A new Go-based malware loader called cherry loader Discovered by threat hunters in the wild, it can deliver additional payloads to compromised hosts for subsequent exploitation.
Arctic Wolf Labs, which discovered the new attack tool in two recent intrusions, said the loader’s icon and name disguised itself as the legitimate CherryTree note-taking application to trick potential victims into installing it.
Researchers Hady Azzam, Christopher Prest and Steven Campbell said: “CherryLoader was used to remove one of two privilege escalation tools, PrintSpoofer or JuicyPotatoNG. One, then runs a batch file to establish persistence on the victim device.”
In another novel twist, CherryLoader also includes modularization capabilities, allowing threat actors to swap vulnerabilities without recompiling the code.
It is unclear how the loader was distributed, but attack chains examined by the cybersecurity firm show CherryLoader (“cherrytree.exe”) and its associated files (“NuxtSharp.Data”, “Spof.Data” and “Juicy”). .Data”).Data”) is contained in a RAR archive file (“Packed.rar”) hosted on IP address 141.11.187[.]70.
Downloaded with the RAR archive is an executable (“main.exe”) that is used to decompress and launch the Golang binary, and it only fires if the first argument passed to it matches the hardcoded MD5 password hash. will continue.

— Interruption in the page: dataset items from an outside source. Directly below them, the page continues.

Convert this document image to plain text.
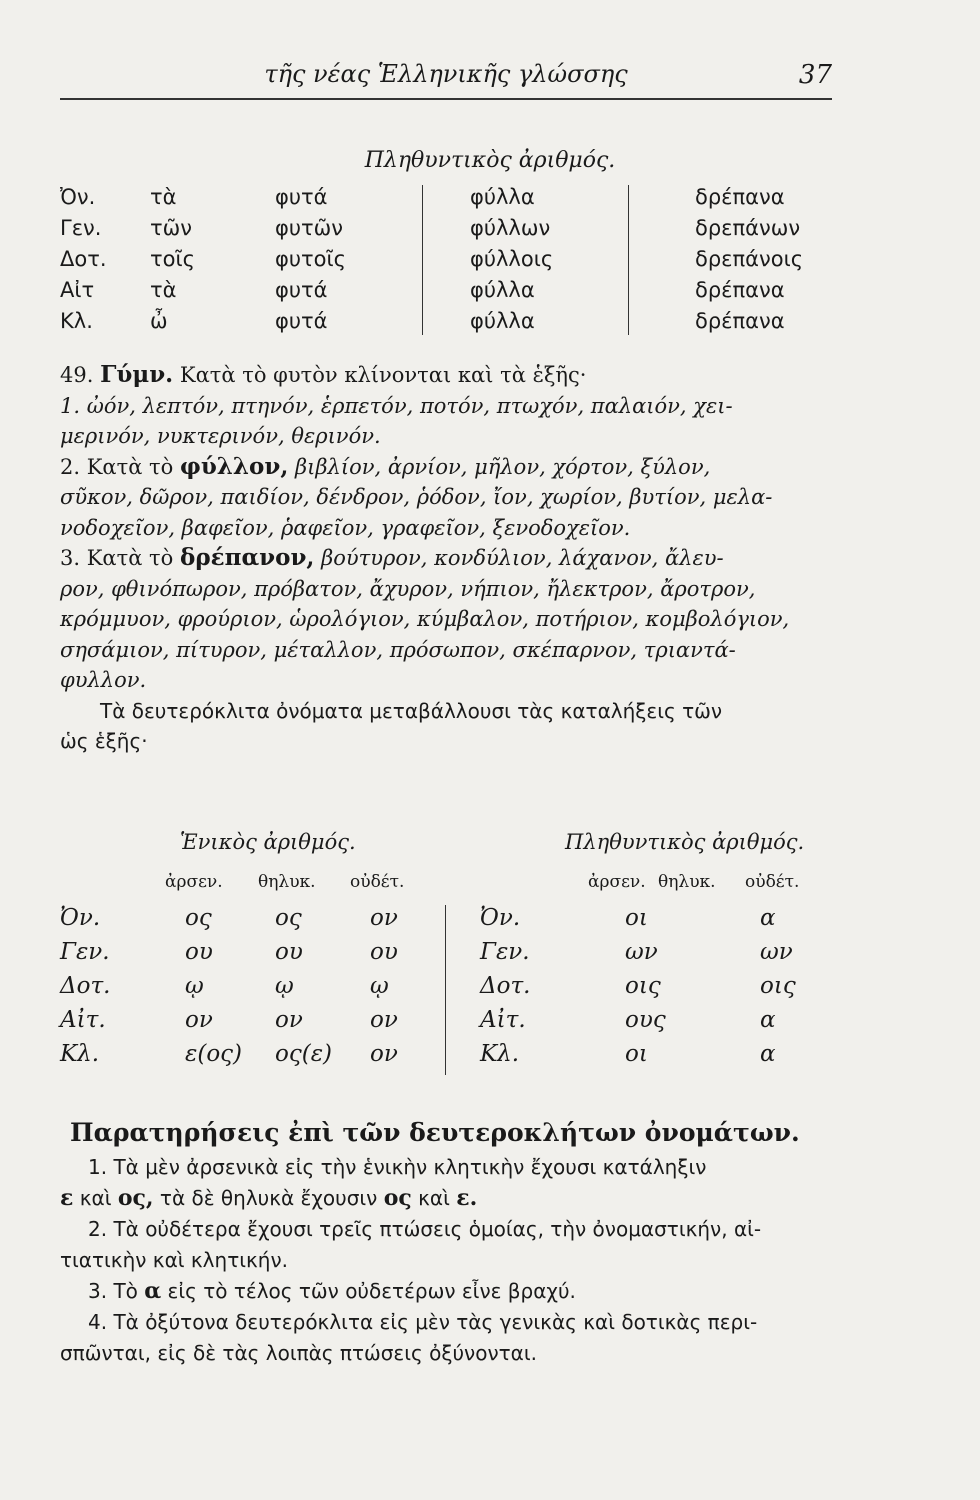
τῆς νέας Ἑλληνικῆς γλώσσης	37
Πληθυντικὸς ἀριθμός.
Ὀν.	τὰ	φυτά	φύλλα	δρέπανα
Γεν. τῶν	φυτῶν	φύλλων	δρεπάνων
Δοτ. τοῖς	φυτοῖς	φύλλοις	δρεπάνοις
Αἰτ	τὰ	φυτά	φύλλα	δρέπανα
Κλ.	ὦ	φυτά	φύλλα	δρέπανα
49. Γύμν. Κατὰ τὸ φυτὸν κλίνονται καὶ τὰ ἑξῆς·
1. ὠόν, λεπτόν, πτηνόν, ἑρπετόν, ποτόν, πτωχόν, παλαιόν, χει-
μερινόν, νυκτερινόν, θερινόν.
2. Κατὰ τὸ φύλλον, βιβλίον, ἀρνίον, μῆλον, χόρτον, ξύλον,
σῦκον, δῶρον, παιδίον, δένδρον, ῥόδον, ἴον, χωρίον, βυτίον, μελα-
νοδοχεῖον, βαφεῖον, ῥαφεῖον, γραφεῖον, ξενοδοχεῖον.
3. Κατὰ τὸ δρέπανον, βούτυρον, κονδύλιον, λάχανον, ἄλευ-
ρον, φθινόπωρον, πρόβατον, ἄχυρον, νήπιον, ἤλεκτρον, ἄροτρον,
κρόμμυον, φρούριον, ὡρολόγιον, κύμβαλον, ποτήριον, κομβολόγιον,
σησάμιον, πίτυρον, μέταλλον, πρόσωπον, σκέπαρνον, τριαντά-
φυλλον.
Τὰ δευτερόκλιτα ὀνόματα μεταβάλλουσι τὰς καταλήξεις τῶν
ὡς ἑξῆς·
Ἑνικὸς ἀριθμός.	Πληθυντικὸς ἀριθμός.
ἀρσεν. θηλυκ. οὐδέτ.	ἀρσεν. θηλυκ. οὐδέτ.
Ὀν.	ος	ος	ον	Ὀν.	οι	α
Γεν.	ου	ου	ου	Γεν.	ων	ων
Δοτ.	ῳ	ῳ	ῳ	Δοτ.	οις	οις
Αἰτ.	ον	ον	ον	Αἰτ.	ους	α
Κλ.	ε(ος) ος(ε) ον	Κλ.	οι	α
Παρατηρήσεις ἐπὶ τῶν δευτεροκλήτων ὀνομάτων.
1. Τὰ μὲν ἀρσενικὰ εἰς τὴν ἑνικὴν κλητικὴν ἔχουσι κατάληξιν
ε καὶ ος, τὰ δὲ θηλυκὰ ἔχουσιν ος καὶ ε.
2. Τὰ οὐδέτερα ἔχουσι τρεῖς πτώσεις ὁμοίας, τὴν ὀνομαστικήν, αἰ-
τιατικὴν καὶ κλητικήν.
3. Τὸ α εἰς τὸ τέλος τῶν οὐδετέρων εἶνε βραχύ.
4. Τὰ ὀξύτονα δευτερόκλιτα εἰς μὲν τὰς γενικὰς καὶ δοτικὰς περι-
σπῶνται, εἰς δὲ τὰς λοιπὰς πτώσεις ὀξύνονται.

The loader then decrypts “NuxtSharp.Data” and writes its contents to a file on disk named “File.log”, which in turn is designed to use fileless techniques to decode “Spof.Data” into “12. log” and run something called process ghosting, which was first exposed in June 2021.
“The modular design of this technique allows threat actors to replace Spof.Data with other vulnerable code,” the researchers said. “In this case, Juicy.Data containing different vulnerabilities can be used without recompiling File. .log.”
The process associated with “12.log” is linked to an open source privilege escalation tool called PrintSpoofer, while “Juicy.Data” is another privilege escalation tool called JuicyPotatoNG.
After successfully elevating privileges, a batch file script named “user.bat” is executed to set persistence on the host and disable Microsoft Defender.
“CherryLoader is [a] The newly discovered multi-stage downloader exploits different encryption methods and other anti-analysis techniques to attempt to detonate alternative, publicly available privilege escalation vulnerabilities without requiring any code to be recompiled. ” the researchers concluded.